Ce sont donc ces mécanismes de l’accumulation primitive qui sont à l’origine de la polarisation à l’échelle mondiale à travers :
·         Le transfert de valeurs de la périphérie vers le centre par le biais, notamment, de l’échange inégal, et
·         La structuration des sociétés et des économies de la périphérie en fonction des besoins du centre capitaliste.
Bien entendu, les formes que revêt la polarisation ont évolué avec les stades du capitalisme. Si, autrefois, la polarisation s’exprimait par la division de l’économie mondiale en économies industrialisées et économies non industrialisées, elle se manifeste, aujourd’hui, après l’accession de quelques pays de la périphérie à certains niveaux d’industrialisation, par l’existence, d’un côté, d’une minorité de pays qui contrôlent la technologie, la finance, les ressources naturelles, la communication et, de l’autre, la majorité de pays dominés.
II-               La rupture avec la polarisation : les conditions stratégiques
La polarisation engendre un double processus : d’un côté, le développement et, de l’autre, le sous-développement. Ce dernier ne doit pas, par conséquent, être considéré comme l’expression d’un retard ou comme une manifestation d’un dualisme économique (secteur moderne/secteur traditionnel) mais bel et bien comme le produit du développement du capitalisme.
Pour rompre avec les mécanismes de la polarisation, Samir Amin préconise la déconnexion. Celle-ci n’implique pas l’autarcie mais le changement de logique.
Comme le sous-développement a été engendré par un processus de structuration des économies de la périphérie en fonction des intérêts du centre, le développement doit être amorcé par la restructuration de ces économies en fonction de leurs propres intérêts. La déconnexion doit se traduire par des réformes structurelles devant conduire à la maitrise des conditions de base de l’accumulation. Parmi ces conditions : la maitrise des conditions de la reproduction de la force de travail, à travers le développement agricole et la production des biens salariaux, la promotion de l’épargne et son orientation vers des secteurs stratégiques par le biais du développement des institutions financières nationales ; la préservation des richesses naturelles du gaspillage et du pillage et le développement des capacités scientifiques et technologiques dans le but de maitriser la technologie.
Dans la perspective de la maitrise des conditions de l’accumulation, l’intégration régionale peut jouer un rôle important dans la mesure où elle est susceptible d’élargir les marges de manœuvre des acteurs nationaux en accroissant la taille du marché intérieur et en réduisant l’inégalité des rapports de force avec les acteurs étrangers, Etats et entreprises.
Mais cette stratégie de rupture avec les mécanismes de la polarisation n’est, dans la perception de Samir Amin, qu’un aspect d’une stratégie globale, qui doit se situer au niveau du système capitaliste mondial et qui doit faire converger les différentes alternatives nationales et partielles.
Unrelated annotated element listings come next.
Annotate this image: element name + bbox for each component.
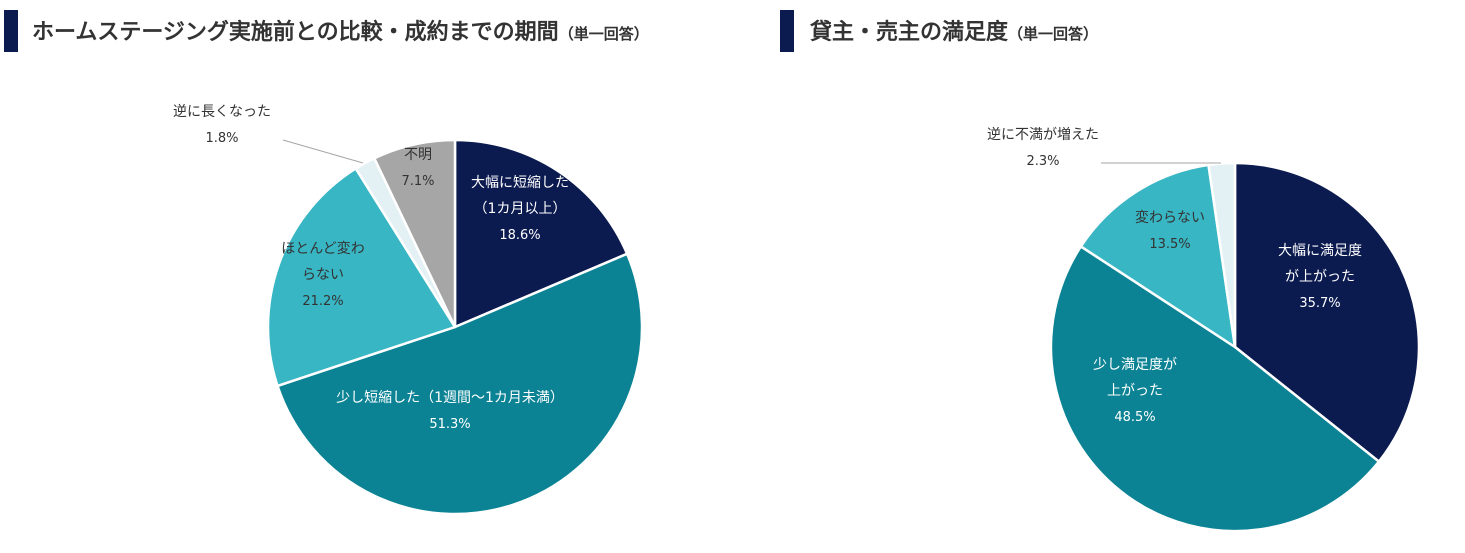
leader-line xyxy=(282,139,364,164)
slice-label: 少し短縮した（1週間〜1カ月未満） 51.3% xyxy=(336,390,564,432)
slice-value-label: 35.7% xyxy=(1299,296,1340,311)
chart-title: ホームステージング実施前との比較・成約までの期間（単一回答） xyxy=(32,14,649,46)
chart-title-note: （単一回答） xyxy=(1008,25,1099,43)
slice-category-label: （1カ月以上） xyxy=(474,201,567,217)
pie-slice xyxy=(266,167,457,388)
chart-title: 貸主・売主の満足度（単一回答） xyxy=(810,14,1098,46)
slice-value-label: 21.2% xyxy=(302,294,343,309)
pie-slice xyxy=(373,138,457,329)
slice-category-label: 少し短縮した（1週間〜1カ月未満） xyxy=(336,390,564,406)
slice-category-label: 不明 xyxy=(404,147,432,163)
right-chart-panel: 貸主・売主の満足度（単一回答） 大幅に満足度が上がった 35.7% 少し満足度が上が… xyxy=(760,0,1465,553)
slice-label: ほとんど変わらない 21.2% xyxy=(281,240,365,309)
chart-title-note: （単一回答） xyxy=(558,25,649,43)
slice-value-label: 2.3% xyxy=(1026,154,1059,169)
slice-category-label: が上がった xyxy=(1285,269,1355,285)
slice-label: 逆に長くなった 1.8% xyxy=(173,104,271,146)
slice-label: 大幅に満足度が上がった 35.7% xyxy=(1278,243,1362,311)
slice-category-label: ほとんど変わ xyxy=(281,240,365,257)
pie-slice xyxy=(1233,161,1421,463)
slice-category-label: らない xyxy=(302,267,344,283)
slice-label: 不明 7.1% xyxy=(401,147,434,189)
title-accent-bar xyxy=(4,10,18,52)
slice-category-label: 大幅に満足度 xyxy=(1278,243,1362,259)
title-accent-bar xyxy=(780,10,794,52)
slice-category-label: 上がった xyxy=(1107,383,1163,399)
slice-value-label: 51.3% xyxy=(429,417,470,432)
pie-slice xyxy=(1049,245,1381,533)
slice-category-label: 逆に長くなった xyxy=(173,104,271,120)
slice-value-label: 7.1% xyxy=(401,174,434,189)
chart-title-text: 貸主・売主の満足度 xyxy=(810,20,1009,45)
pie-slice xyxy=(276,252,644,516)
left-chart-panel: ホームステージング実施前との比較・成約までの期間（単一回答） 大幅に短縮した （1… xyxy=(4,10,649,516)
slice-label: 変わらない 13.5% xyxy=(1135,209,1205,252)
slice-label: 逆に不満が増えた 2.3% xyxy=(987,127,1099,169)
pie-slice xyxy=(453,138,629,329)
pie-chart-satisfaction: 大幅に満足度が上がった 35.7% 少し満足度が上がった 48.5% 変わらない 13.5… xyxy=(987,127,1421,533)
slice-category-label: 少し満足度が xyxy=(1093,357,1177,373)
slice-value-label: 1.8% xyxy=(205,131,238,146)
pie-slice xyxy=(1079,163,1237,349)
pie-slice xyxy=(1207,161,1237,349)
slice-value-label: 13.5% xyxy=(1149,237,1190,252)
slice-value-label: 18.6% xyxy=(499,228,540,243)
pie-chart-period: 大幅に短縮した （1カ月以上） 18.6% 少し短縮した（1週間〜1カ月未満） 51.3… xyxy=(173,104,644,516)
slice-category-label: 大幅に短縮した xyxy=(471,175,569,191)
slice-label: 少し満足度が上がった 48.5% xyxy=(1093,357,1177,425)
slice-value-label: 48.5% xyxy=(1114,410,1155,425)
slice-category-label: 変わらない xyxy=(1135,209,1205,226)
slice-category-label: 逆に不満が増えた xyxy=(987,127,1099,143)
chart-title-text: ホームステージング実施前との比較・成約までの期間 xyxy=(32,20,559,45)
slice-label: 大幅に短縮した （1カ月以上） 18.6% xyxy=(471,175,569,243)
Car les effets destructeurs du capitalisme ont, aujourd’hui, une portée globale. Ils menacent le cadre de vie, du fait des phénomènes de la pollution et du réchauffement climatique, la culture et les langages, en raison de l’américanisation du monde, et des économies et des sociétés à cause de la multiplication des interventions militaires des grandes puissances dans les pays de périphéries…
Pour pouvoir faire face à la gravité de l’ensemble de ces effets destructeurs, la construction, sur une base démocratique, d’une alternative globale s’impose. Elle aura pour tâche de mondialiser les luttes et de les faire converger pour l’avènement d’un monde humain, démocratique et solidaire.
Samir Amin vient de nous quitter et c’est bien triste. Mais, il nous a légué une œuvre riche et vivante totalement axée sur les objectifs de l’émancipation et de la libération. Il nous appartient maintenant de capitaliser cet héritage.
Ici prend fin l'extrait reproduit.